Annemun merakı bir daha artdı. Bunu bakışlarından anlamak zor değildi. Ama yine de bir şey söylemedi. Yemeğin altın kapatıp sofrayı kurmaya başladım. Annem şimdi daha iyiydi. Her şey hazır olduğunda kapının açılma sesini işittim. Babamdı gelen. İçeri girdiğinde " Hoş geldin babacım." dedim. Yanıma geldu saçımdan öperken " Hoş buldum prensesim." dedi. Babamın bana prensesim demesine bayılıyorum. Baban annemin yanağına öpücük kondurduktan sonra elini yıkamaya gitti. Biz de kendi yerlerimize oturduk. Babam da gelip kendi yerinde oturduğunda yemeğe başladık.

Sessiz şekilde yemeğimizi yerken ortamdaki sessizliği ben bozdum.

" Şeyy... Babacım, annecim ben size bir şey söyleyeceğim." Annemler elindeki kaşıkları masaya bırakmış benim ne diyeceğimi bekliyorlardı.

" Ben bir kaç şirkete iş başvurusu yapmıştım ve bu gün bir şirket bana geri dönüş yaptı. Yarın görüşmeye çağırıyorlar." heyecanlı şekilde tek nefeste söyledim.

" Benim prensesim, çok sevindim. İnanıyorum yarınki görüşmen çok güzel geçicek. Her daim yanındayız." Canım babam her zaman bana destek oldu annemle beraber. Onların da benim kadar mutlu oldukları gözlerinden belliydi.

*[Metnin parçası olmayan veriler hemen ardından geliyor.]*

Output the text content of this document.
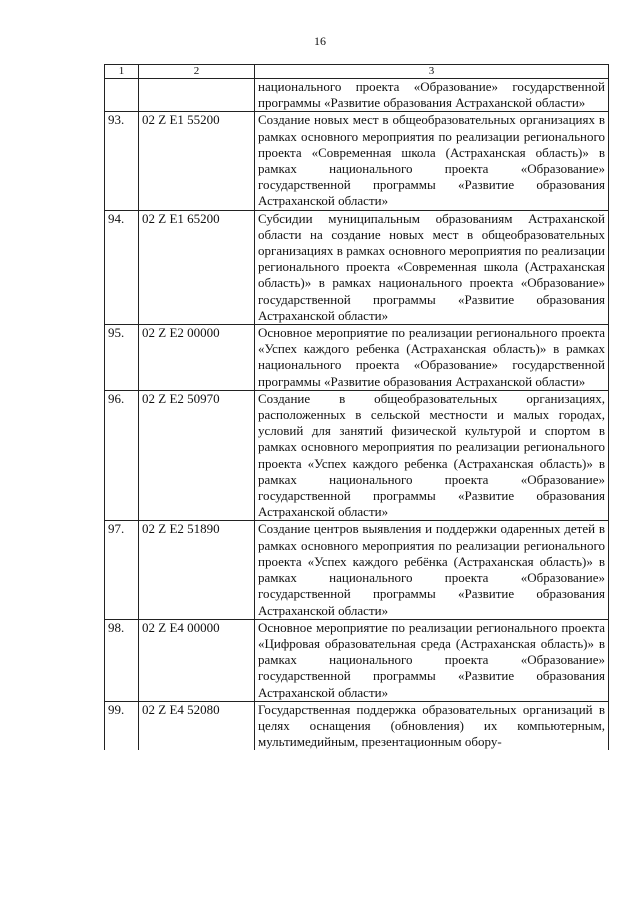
16
1	2	3
		национального проекта «Образование» государственной программы «Развитие образования Астраханской области»
93.	02 Z E1 55200	Создание новых мест в общеобразовательных организациях в рамках основного мероприятия по реализации регионального проекта «Современная школа (Астраханская область)» в рамках национального проекта «Образование» государственной программы «Развитие образования Астраханской области»
94.	02 Z E1 65200	Субсидии муниципальным образованиям Астраханской области на создание новых мест в общеобразовательных организациях в рамках основного мероприятия по реализации регионального проекта «Современная школа (Астраханская область)» в рамках национального проекта «Образование» государственной программы «Развитие образования Астраханской области»
95.	02 Z E2 00000	Основное мероприятие по реализации регионального проекта «Успех каждого ребенка (Астраханская область)» в рамках национального проекта «Образование» государственной программы «Развитие образования Астраханской области»
96.	02 Z E2 50970	Создание в общеобразовательных организациях, расположенных в сельской местности и малых городах, условий для занятий физической культурой и спортом в рамках основного мероприятия по реализации регионального проекта «Успех каждого ребенка (Астраханская область)» в рамках национального проекта «Образование» государственной программы «Развитие образования Астраханской области»
97.	02 Z E2 51890	Создание центров выявления и поддержки одаренных детей в рамках основного мероприятия по реализации регионального проекта «Успех каждого ребёнка (Астраханская область)» в рамках национального проекта «Образование» государственной программы «Развитие образования Астраханской области»
98.	02 Z E4 00000	Основное мероприятие по реализации регионального проекта «Цифровая образовательная среда (Астраханская область)» в рамках национального проекта «Образование» государственной программы «Развитие образования Астраханской области»
99.	02 Z E4 52080	Государственная поддержка образовательных организаций в целях оснащения (обновления) их компьютерным, мультимедийным, презентационным обору-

" Tabii ki, bey kimin kızı o. Her şeyi en iyi şekilde yapar benim kızım." Annemin dediği şeye babamla beraber kahkaha attık. Her zaman benim iyi yönlerimi kendisiyle bağlıyordu.

Sandalyenden kalktım onların yanına gidip sıkıca sarıldım. Rabbime şükürler olsun ki, onlar gibi anne, babaya sahibim. Çok şanslıyım.

" Sizi çok seviyorum. İyi ki, benim ebeveynlerimsiz."

"Biz de seni seviyoruz birtanem. Sen de iyi ki bizim kızımızsın."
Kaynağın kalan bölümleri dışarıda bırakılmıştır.